Evaluating techniques for generating metric-based classification trees

TitleEvaluating techniques for generating metric-based classification trees
Publication TypeJournal Articles
Year of Publication1990
AuthorsPorter A, Selby RW
JournalJournal of Systems and Software
Pagination209 - 218
Date Published1990/07//
ISBN Number0164-1212

Metric-based classification trees provide an approach for identifying user-specified classes of high-risk software components throughout the software lifecycle. Based on measurable attributes of software components and processors, this empirically guided approach derives models of problematic software components. These models, which are represented as classification trees, are used on future systems to identify components likely to share the same high-risk properties. Example high-risk component properties include being fault-prone, change-prone, or effort-prone, or containing certain types of faults. Identifying these components allows developers to focus the application of specialized techniques and tools for analyzing, testing, and constructing software.
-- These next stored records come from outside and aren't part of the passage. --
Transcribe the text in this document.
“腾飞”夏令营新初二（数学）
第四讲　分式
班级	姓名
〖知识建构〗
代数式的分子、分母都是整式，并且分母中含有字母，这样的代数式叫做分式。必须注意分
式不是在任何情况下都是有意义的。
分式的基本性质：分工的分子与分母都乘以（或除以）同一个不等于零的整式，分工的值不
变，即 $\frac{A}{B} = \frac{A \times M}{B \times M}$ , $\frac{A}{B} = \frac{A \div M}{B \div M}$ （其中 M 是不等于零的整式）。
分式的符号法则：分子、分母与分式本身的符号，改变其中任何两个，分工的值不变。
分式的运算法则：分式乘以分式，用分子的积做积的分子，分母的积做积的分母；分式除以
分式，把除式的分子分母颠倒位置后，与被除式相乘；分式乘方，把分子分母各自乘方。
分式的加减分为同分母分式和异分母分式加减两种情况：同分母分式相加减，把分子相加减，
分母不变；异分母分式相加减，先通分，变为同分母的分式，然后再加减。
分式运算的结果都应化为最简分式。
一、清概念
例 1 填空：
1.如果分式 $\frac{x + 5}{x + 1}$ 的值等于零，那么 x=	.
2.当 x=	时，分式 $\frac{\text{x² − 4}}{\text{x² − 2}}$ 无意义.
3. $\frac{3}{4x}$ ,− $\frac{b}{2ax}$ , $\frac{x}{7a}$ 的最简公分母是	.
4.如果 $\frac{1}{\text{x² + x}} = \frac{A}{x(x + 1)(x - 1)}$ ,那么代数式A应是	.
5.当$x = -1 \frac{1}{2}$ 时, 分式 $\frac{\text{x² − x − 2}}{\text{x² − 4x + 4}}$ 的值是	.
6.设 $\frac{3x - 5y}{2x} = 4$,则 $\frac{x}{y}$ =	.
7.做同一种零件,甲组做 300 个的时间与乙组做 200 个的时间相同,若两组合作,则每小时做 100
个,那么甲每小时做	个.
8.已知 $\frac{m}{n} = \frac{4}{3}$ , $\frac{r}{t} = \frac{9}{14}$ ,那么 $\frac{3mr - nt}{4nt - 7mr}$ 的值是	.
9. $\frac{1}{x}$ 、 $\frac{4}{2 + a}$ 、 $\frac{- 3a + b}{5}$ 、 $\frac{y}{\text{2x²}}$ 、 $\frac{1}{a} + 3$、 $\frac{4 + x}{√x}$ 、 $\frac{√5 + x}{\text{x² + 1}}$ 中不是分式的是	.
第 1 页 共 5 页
A validation study using metric data from 16 NASA systems showed that the trees had an average classification accuracy of 79.3% for fault-prone and effort-prone components in that environment.One fundamental feature of the classification tree generation algorithm is the method used for partitioning the metric data values into mutually exclusive and exhaustive ranges. This study compares the accuracy and the complexity of trees resulting from five techniques for partitioning metric data values. The techniques are quartiles, octiles, and three methods based on least weight subsequence (LWS-[chi]) analysis, where [chi] is the upper bound on the number of partitions. The LWS-3 and LWS-5 partition techniques resulted in trees with higher accuracy (in terms of completeness and consistency) than did quartiles and octiles. LWS-3 and LWS-5 trees were not statistically different in terms of accuracy, but LWS-3 trees had lower complexity than all other methods in terms of the number of unique metrics required. The trees from the three LWS methods (LWS-3, LWS-5, and LWS-8) had lower complexity than did the trees from quartiles and octiles. In general, the results indicate that distribution-sensitive partition techniques that use only relatively few partitions, such as the least weight subsequence techniques LWS-3 and LWS-5, can increase accuracy and decrease complexity in classification trees. Classification analysis techniques, along with other empirically based analysis techniques for large-scale software, will be supported in the Amadeus measurement and empirical analysis system.